None of those three groups will allow any other to claim ownership of the site ahead of them, and therefore nothing gets done.  This is a site that exists in layers that collectively date back well over a thousand years, and it has sustained a lot of damage in that time.  It’s on the verge of collapsing, to the point that the Israeli police stepped in last year and temporarily evacuated the site.  The implication was that the three groups should get their act together and fix the place, or risk losing access to it completely.  Of course, they can’t do that.

Seriously, people.  You name the name of Jesus, the very One you believe was once buried there.  You’re supposed to prefer each other before yourselves.  And yet, you are so fragmented that you’ve established tiny little domains all over the site, little forts that you guard against each other–the article mentions a Catholic ladder, an Armenian walkway.

But I didn’t come here today, for my first post in over a year, to tell these groups that they should just get along.  Certainly that’s a good message, but I want to get a little more fundamental than that.  I want to think about what I believe is the problem–or at least, one of the problems–underlying all this.

I believe our emphasis–I say “our” in a show of solidarity here, though I am not a member of any of those groups–our emphasis is in the wrong place.  We’re not alone in this; in fact, we’re in good company.  We stand with the earliest believers here.  We stand with the women who were the first to come to that very tomb after it opened.  We’re making the same mistake, even if it’s an understandable one:  We’re looking for the living among the dead.

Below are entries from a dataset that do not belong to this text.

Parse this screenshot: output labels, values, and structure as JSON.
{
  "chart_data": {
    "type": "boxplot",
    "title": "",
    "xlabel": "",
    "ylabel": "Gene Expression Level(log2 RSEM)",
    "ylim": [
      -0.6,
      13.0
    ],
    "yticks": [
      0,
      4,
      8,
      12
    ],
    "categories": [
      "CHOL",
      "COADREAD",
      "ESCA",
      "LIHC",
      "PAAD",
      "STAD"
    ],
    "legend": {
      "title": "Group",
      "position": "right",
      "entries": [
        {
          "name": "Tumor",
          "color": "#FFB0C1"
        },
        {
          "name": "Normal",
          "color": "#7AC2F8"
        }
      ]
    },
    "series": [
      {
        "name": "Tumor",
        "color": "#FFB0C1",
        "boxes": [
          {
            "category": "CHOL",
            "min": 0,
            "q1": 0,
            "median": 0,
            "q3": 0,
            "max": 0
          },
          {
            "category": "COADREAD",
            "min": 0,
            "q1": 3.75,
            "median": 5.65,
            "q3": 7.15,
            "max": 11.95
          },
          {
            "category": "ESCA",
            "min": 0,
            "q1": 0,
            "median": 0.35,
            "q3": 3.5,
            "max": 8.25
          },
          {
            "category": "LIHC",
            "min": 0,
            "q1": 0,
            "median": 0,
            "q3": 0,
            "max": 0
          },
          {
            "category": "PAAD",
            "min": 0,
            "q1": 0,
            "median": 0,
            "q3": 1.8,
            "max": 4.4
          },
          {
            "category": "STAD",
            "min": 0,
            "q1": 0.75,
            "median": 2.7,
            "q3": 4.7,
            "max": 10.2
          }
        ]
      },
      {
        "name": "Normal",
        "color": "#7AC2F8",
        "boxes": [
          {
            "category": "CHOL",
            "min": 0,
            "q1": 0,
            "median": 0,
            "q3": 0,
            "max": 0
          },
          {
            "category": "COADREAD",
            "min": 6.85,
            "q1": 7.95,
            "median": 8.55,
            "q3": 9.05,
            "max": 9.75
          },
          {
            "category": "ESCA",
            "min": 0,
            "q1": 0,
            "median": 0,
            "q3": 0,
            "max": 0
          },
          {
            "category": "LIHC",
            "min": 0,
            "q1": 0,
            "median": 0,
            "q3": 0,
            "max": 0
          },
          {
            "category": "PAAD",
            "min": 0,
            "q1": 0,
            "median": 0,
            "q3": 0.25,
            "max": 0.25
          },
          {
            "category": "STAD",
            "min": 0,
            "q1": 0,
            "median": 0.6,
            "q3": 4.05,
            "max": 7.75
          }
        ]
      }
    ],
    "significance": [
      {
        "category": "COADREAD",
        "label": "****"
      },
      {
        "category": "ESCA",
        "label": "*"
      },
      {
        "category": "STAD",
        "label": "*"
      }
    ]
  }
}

And as they were frightened and bowed their faces to the ground, the men said to them, “Why do you seek the living among the dead?”1

Have we been getting this wrong for centuries?  I think we have.  And really, we have no excuse–it’s not like we weren’t warned.

Look, I’m all for the preservation of history.  I like historical sites–I spent my honeymoon, years ago, visiting battlefields and cemeteries and museums.  I want these places to exist.  Further, I think there’s value in visiting them and standing where saints and great men and women of the past once stood.  But those things aren’t spiritual in themselves.  And yet, all too often, we believe they are.  Here’s a quote from the article:

“This is a very super experience of my spirit,” said Anil Macwan, 30, a lay Catholic preacher from India. “The world cannot give me the feeling I get from this tomb, this place. It is a very sacred place.”

People, it’s a tomb.  A grave.  An empty one at that.  It’s important for the witness it bears to the truth of what God’s Word tells us.  But–and this is it, this is the central truth–Jesus is not there.

He’s not there!

He lives!

I can’t help feeling that if we gave our devotion to the living savior, then maintaining the tomb would be no big deal.  It would fade into the background.  Because the thing that has our hearts, and our passion, is the One Who lives.  And that’s what He wants.  He’s the One Who told us this, too:

“…The hour is coming when neither on this mountain nor in Jerusalem will you worship the Father...the hour is coming, and is now here, when the true worshipers will worship the Father in spirit and truth, for the Father is seeking such people to worship him.”2

I don’t expect this post will change the situation at large.  These groups have been at it for a long, long time.  Their animosity is institutionalized.  But if I can persuade one person, even one, to concentrate on the living Savior, I’ll have made my point.  And that’s enough.

He’s not there.  He’s alive.  Don’t seek the living among the dead.  Look to Jesus instead.